The need for this is no less important for the introvert during the holidays. I was just sharing with my Bible study today how many community offerings woo me this time of year; everything from my kids’ Advent and Christmas programs to college presentations of the Nutcracker and other annual delights.
“If we wanted to, we could be busy with holiday events every single night,” a friend said, and it’s true.
But is that a good idea? In a recent Reader’s Digest interview, Susan Cain, author of the best-selling book on introversion, “Quiet,” said that introverts shouldn’t accept all the invitations they may receive during this time of year. “Give yourself a social quota; decide how many functions to attend, and offer your regrets with regard to the others.”
For the ones you do accept, she said, if needed, you can plan an early exit. “You don’t have to stay for the whole thing,” she said. “I have a friend who always leaves after an hour and 35 minutes.”
And that’s okay. It really is. Because, after all, this time of year is all about what I call the “white spaces.” Without them, we can easily drown. Filling up the blank slates of our lives each day with only black marks of busy will bring us introverts to the brink. It’s tempting, but resist the urge to say yes to every star-light invitation that comes your way.
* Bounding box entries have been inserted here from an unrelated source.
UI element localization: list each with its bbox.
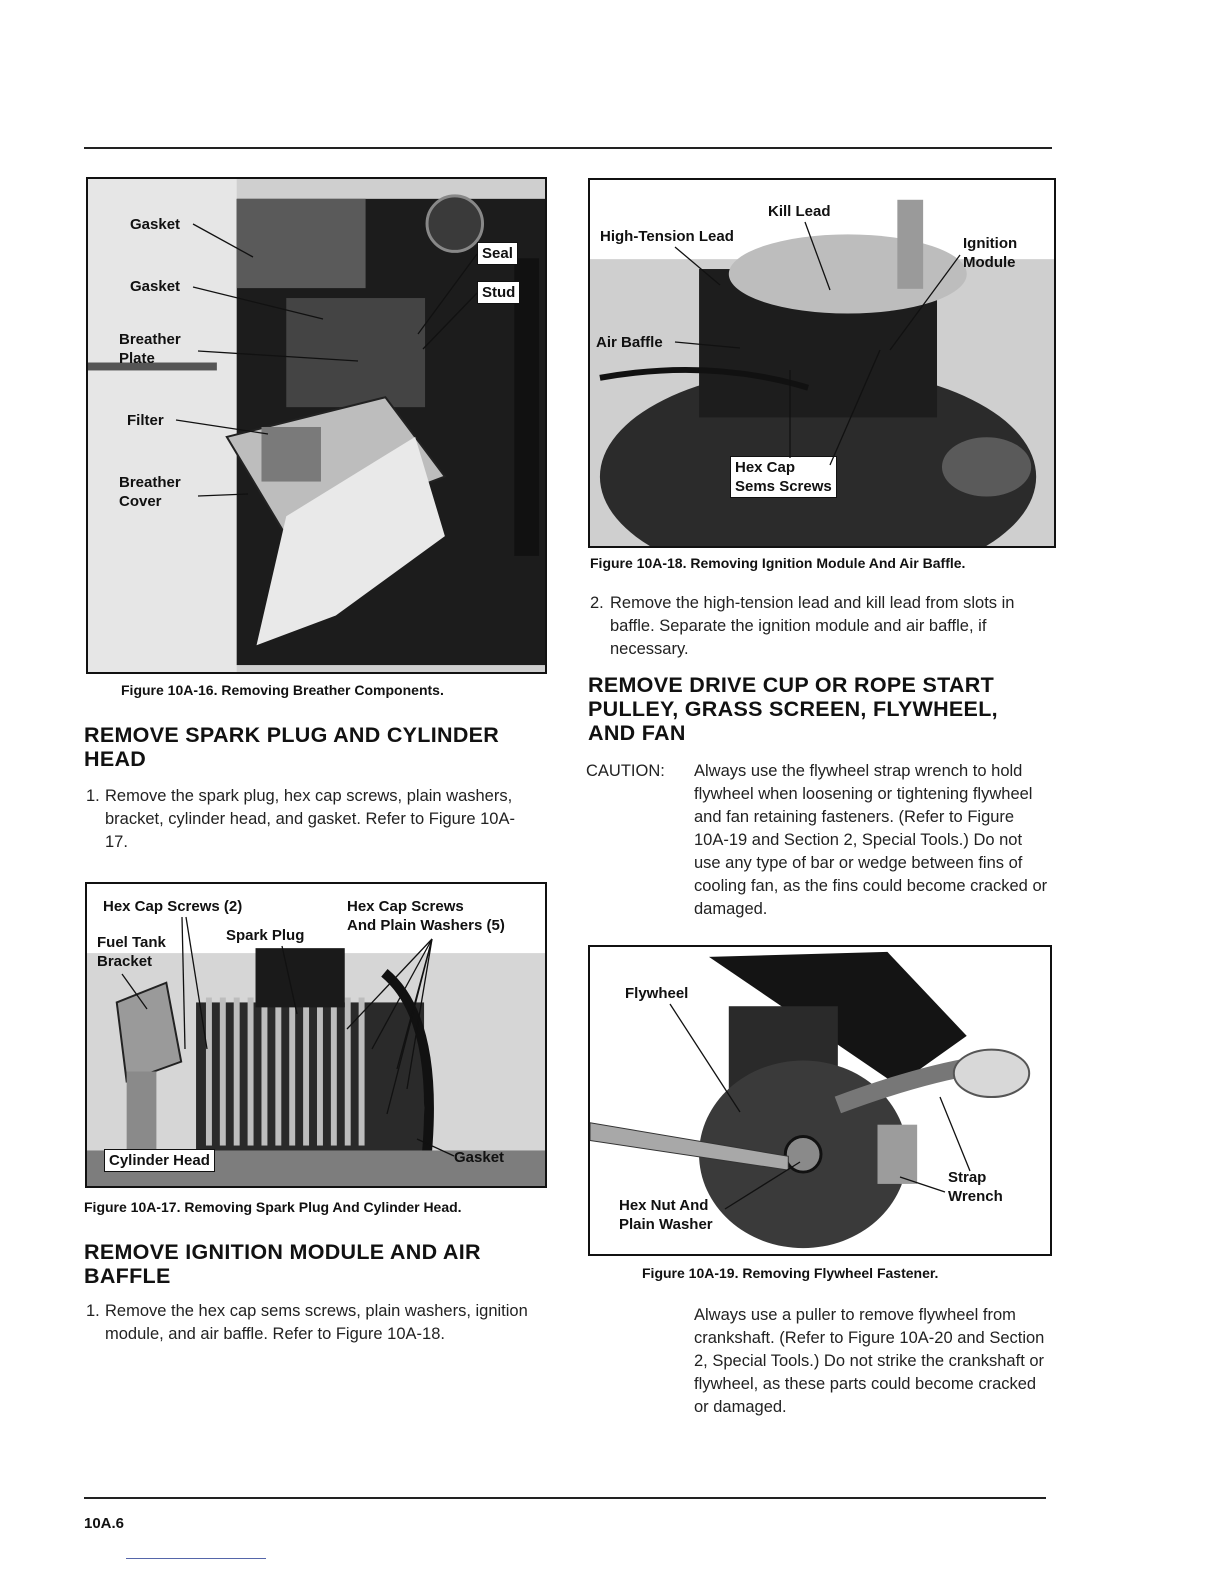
step-spark-plug-1: 1. Remove the spark plug, hex cap screws, plain washers, bracket, cylinder head, and gasket. Refer to Figure 10A-17.	[86, 787, 515, 851]
label-breather-cover: Breather Cover	[119, 474, 181, 510]
figure-10a-18	[588, 178, 1056, 548]
label-strap-wrench: Strap Wrench	[948, 1169, 1003, 1205]
label-hex-nut-washer: Hex Nut And Plain Washer	[619, 1197, 713, 1233]
heading-ignition: REMOVE IGNITION MODULE AND AIR BAFFLE	[84, 1240, 481, 1288]
figure-10a-17-leader-lines	[87, 884, 547, 1188]
figure-10a-16-leader-lines	[88, 179, 547, 674]
heading-drive-cup: REMOVE DRIVE CUP OR ROPE START PULLEY, GRASS SCREEN, FLYWHEEL, AND FAN	[588, 673, 998, 745]
figure-10a-16-caption: Figure 10A-16. Removing Breather Components.	[121, 682, 444, 698]
label-gasket-1: Gasket	[130, 216, 181, 233]
figure-10a-16	[86, 177, 547, 674]
step-ignition-1: 1. Remove the hex cap sems screws, plain washers, ignition module, and air baffle. Refer to Figure 10A-18.	[86, 1302, 528, 1343]
figure-10a-18-caption: Figure 10A-18. Removing Ignition Module And Air Baffle.	[590, 555, 966, 571]
label-ignition-module: Ignition Module	[963, 235, 1018, 271]
label-cylinder-head: Cylinder Head	[104, 1149, 215, 1172]
note-puller-text: Always use a puller to remove flywheel from crankshaft. (Refer to Figure 10A-20 and Section 2, Special Tools.) Do not strike the crankshaft or flywheel, as these parts could become cracked or damaged.	[694, 1306, 1045, 1416]
label-gasket-2: Gasket	[130, 278, 181, 295]
label-kill-lead: Kill Lead	[768, 203, 831, 220]
figure-10a-17-caption: Figure 10A-17. Removing Spark Plug And Cylinder Head.	[84, 1199, 462, 1215]
label-gasket: Gasket	[454, 1149, 505, 1166]
caution-label: CAUTION:	[586, 762, 665, 780]
label-hex-cap-sems-screws: Hex Cap Sems Screws	[730, 456, 837, 498]
heading-spark-plug: REMOVE SPARK PLUG AND CYLINDER HEAD	[84, 723, 500, 771]
figure-10a-19	[588, 945, 1052, 1256]
label-flywheel: Flywheel	[625, 985, 689, 1002]
caution-text: Always use the flywheel strap wrench to hold flywheel when loosening or tightening flywheel and fan retaining fasteners. (Refer to Figure 10A-19 and Section 2, Special Tools.) Do not use any type of bar or wedge between fins of cooling fan, as the fins could become cracked or damaged.	[694, 762, 1048, 918]
bottom-rule	[84, 1497, 1046, 1499]
top-rule	[84, 147, 1052, 149]
page-number: 10A.6	[84, 1515, 125, 1532]
figure-10a-18-leader-lines	[590, 180, 1056, 548]
figure-10a-17	[85, 882, 547, 1188]
label-hex-cap-screws-washers: Hex Cap Screws And Plain Washers (5)	[347, 898, 505, 934]
label-high-tension-lead: High-Tension Lead	[600, 228, 734, 245]
label-breather-plate: Breather Plate	[119, 331, 181, 367]
label-seal: Seal	[477, 242, 518, 265]
figure-10a-19-leader-lines	[590, 947, 1052, 1256]
label-stud: Stud	[477, 281, 520, 304]
label-fuel-tank-bracket: Fuel Tank Bracket	[97, 934, 166, 970]
bottom-blue-line	[126, 1558, 266, 1559]
label-hex-cap-screws-2: Hex Cap Screws (2)	[103, 898, 243, 915]
label-spark-plug: Spark Plug	[226, 927, 305, 944]
label-filter: Filter	[127, 412, 164, 429]
figure-10a-19-caption: Figure 10A-19. Removing Flywheel Fastener.	[642, 1265, 939, 1281]
step-ignition-2: 2. Remove the high-tension lead and kill lead from slots in baffle. Separate the ignition module and air baffle, if necessary.	[590, 594, 1015, 658]
label-air-baffle: Air Baffle	[596, 334, 663, 351]
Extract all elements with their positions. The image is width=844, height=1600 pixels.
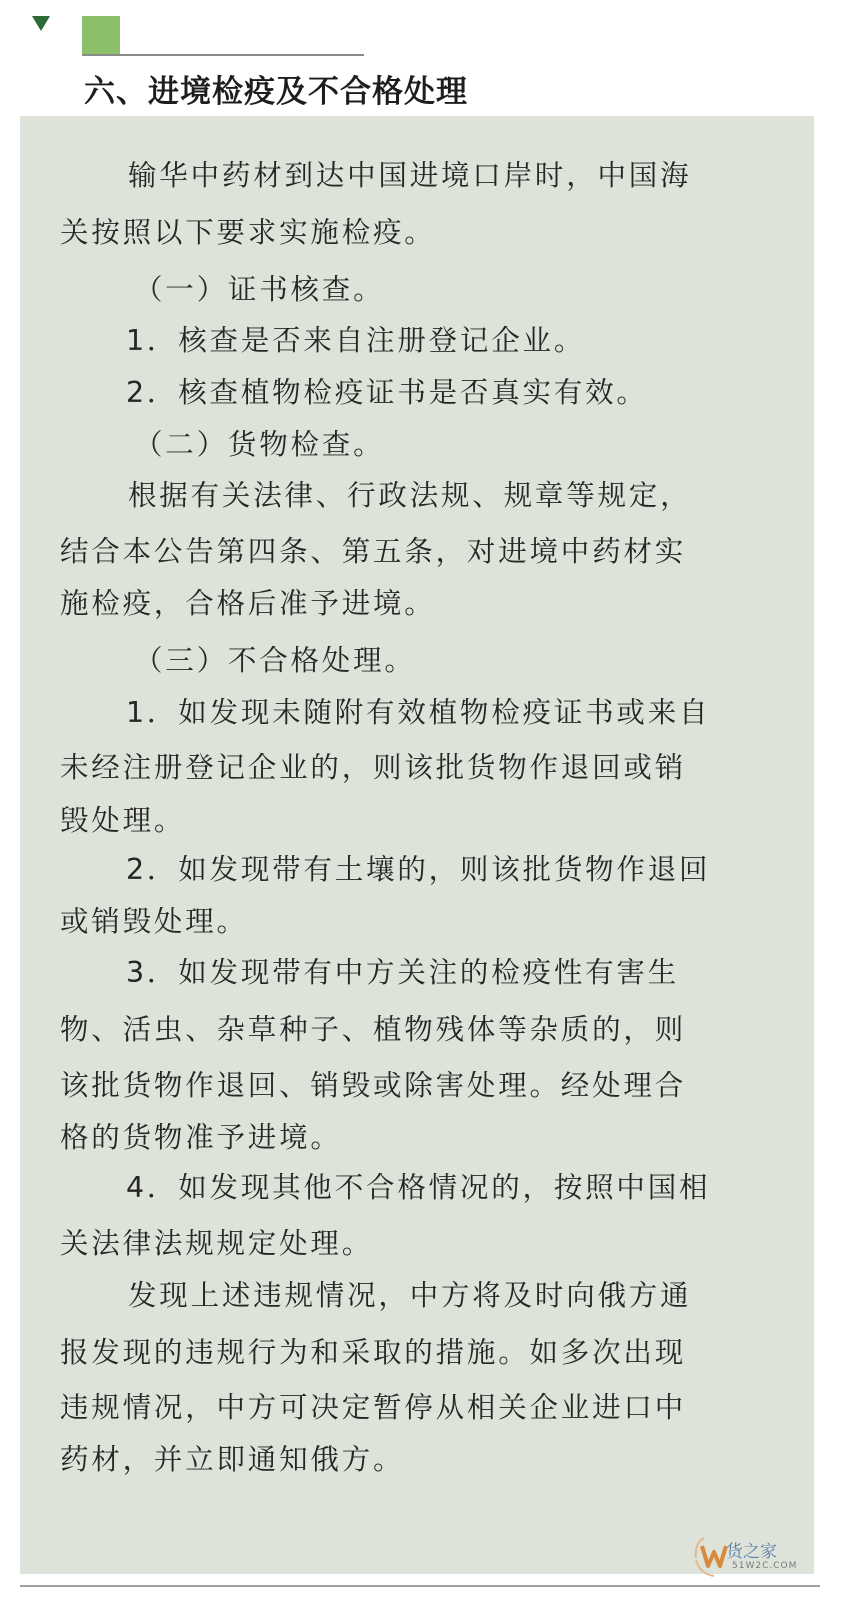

I’ve had to say no to a few things already this season, and while I do admit to feeling a tinge of guilt, in the end, it felt so right to prioritize holiday events. One way that helped narrow it down was realizing that our children right now keep us plenty busy with holiday events that bring precious warmth to my heart. So as long as I have children who are involved in these productions, I’m going to focus on their events for now. Soon enough, they’ll be out of the nest, and I’ll be yearning for a Christmas play or concert somewhere, but focusing on our small circle really works quite well at this phase, and makes logical sense, too.
Q4U: Are you strong enough to say “No” to some of the holiday invitations the might come your way so you can say “Yes” to the ones that matter most?
Vicky says
I’ve noticed so many of our friends have slowed down in the event department right now. Book club decided to skip meeting this month and schedule next month instead. Our cookie exchange has been exchanged for some more spontaneous gatherings purely for fun- and extremely optional, etc. We all feel the pull too much, and so many are embracing trimming down a bit. You are not alone! I say slow down, and savor. ( And as an introvert, I especially feel at ease with choosing carefully!) Hugs to you, friend!